Echovirus 1, small, non-enveloped RNA virus, binds α2β1 integrins to attach cell surface and enter cells. Integrins are internalized from cell membrane in different cell processes and this natural internalization mechanism of integrins might be exploited by virus. In our recent publication (Jokinen et al., 2009) we showed that unlike any other known integrin ligand, echovirus 1 binds better to bent, inactive integrins. Usually integrins bind their ligands more avidly in extended, active conformation. Echovirus 1 has multiple integrin binding sites, and virus binding induces integrin clustering. Integrin conformational changes however do not seem to occur after Echovirus 1 binding.

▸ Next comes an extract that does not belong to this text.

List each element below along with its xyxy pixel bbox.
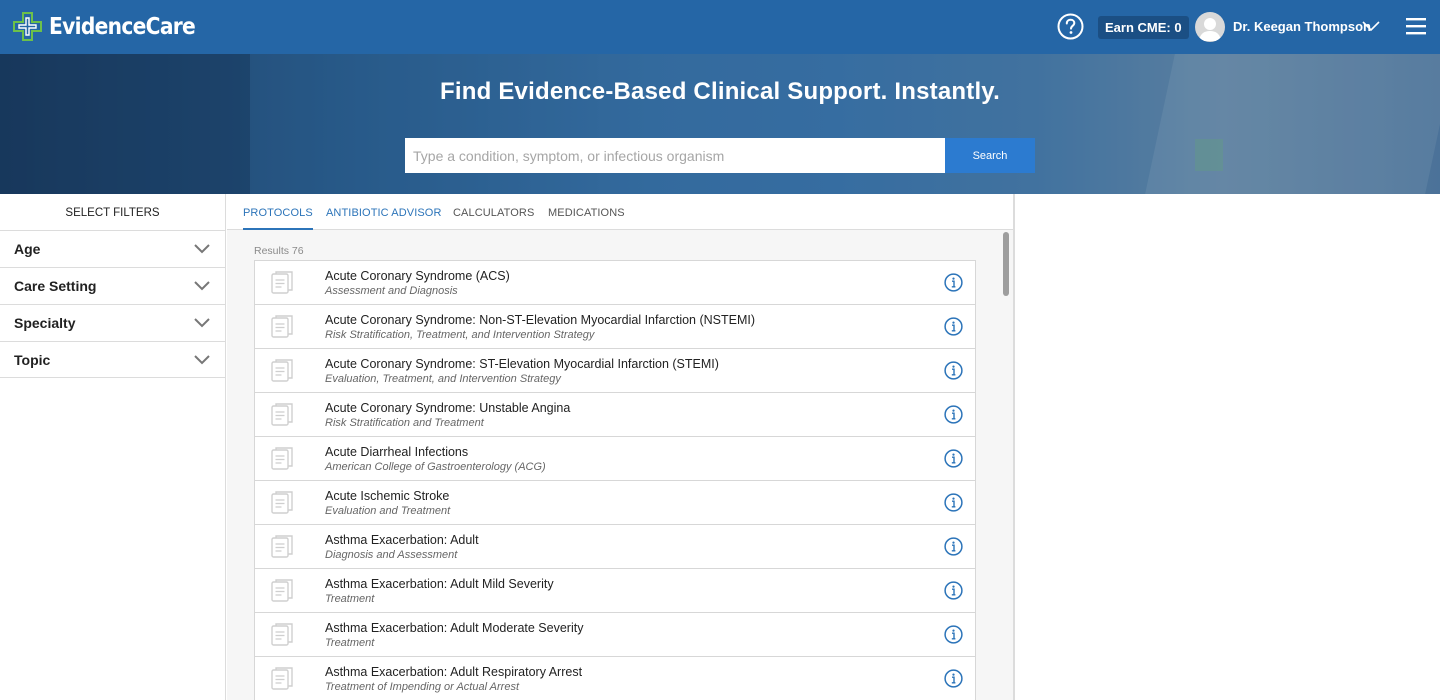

This PhD project focuses on studying echovirus 1 internalization, but in addition α2β1 integrin signaling related to conformational changes in integrin structure is going to be better understood. Echovirus 1-α2β1 integrin complex is going to be modeled to help to predict interactions between proteins bound to integrin cytoplasmic tails. The composition of this echovirus 1 induced focal adhesion, and signaling through the complex, is going to be defined. Also the role of FAK1, a key protein in focal adhesion regulation, in echovirus 1 entry is going to be determined.